A word of caution regarding interpretation of s.122B(3) of the MHA:

Throughout this blog it has been stated that medical staff have a discretion to use reasonable force, pursuant to s.122B(3) of the MHA, to treat a patient held under either section 58 or section 59. It has been further stated that this discretion is not limited to emergency situations. However, upon reflection, this interpretation may have been wrong. It may have been over- stating the matter. This is because a patient must first be detained, before reasonable force is used to treat them. Detention is always prior to treatment.

Arguably, an “emergency”(see s.122B(1) MHA) is first required before the power to use force to detain a patient (s.122B(2)(b)) and the discretion to use reasonable force to treat that patient (s.122B(3)) can be invoked.

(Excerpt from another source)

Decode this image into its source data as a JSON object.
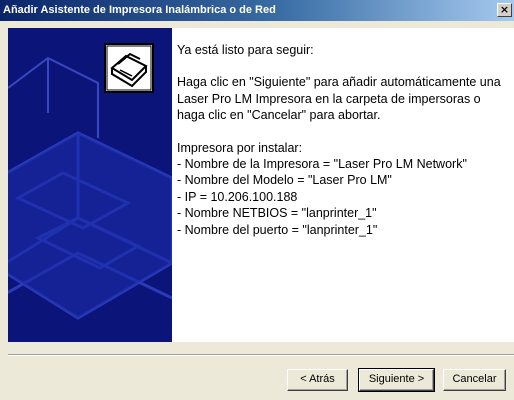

That having been said: surely it would have been easy enough for Parliament to expressly state that the discretion found in s.122B(3) is restricted to “emergency” situations only. Why was this not stated in s.122B(1)? Still, there are sounds reasons for restricting s.122B(3) to emergencies, as this interpretation accords more with the usual bodily integrity arguments and also the Bill of Rights Act.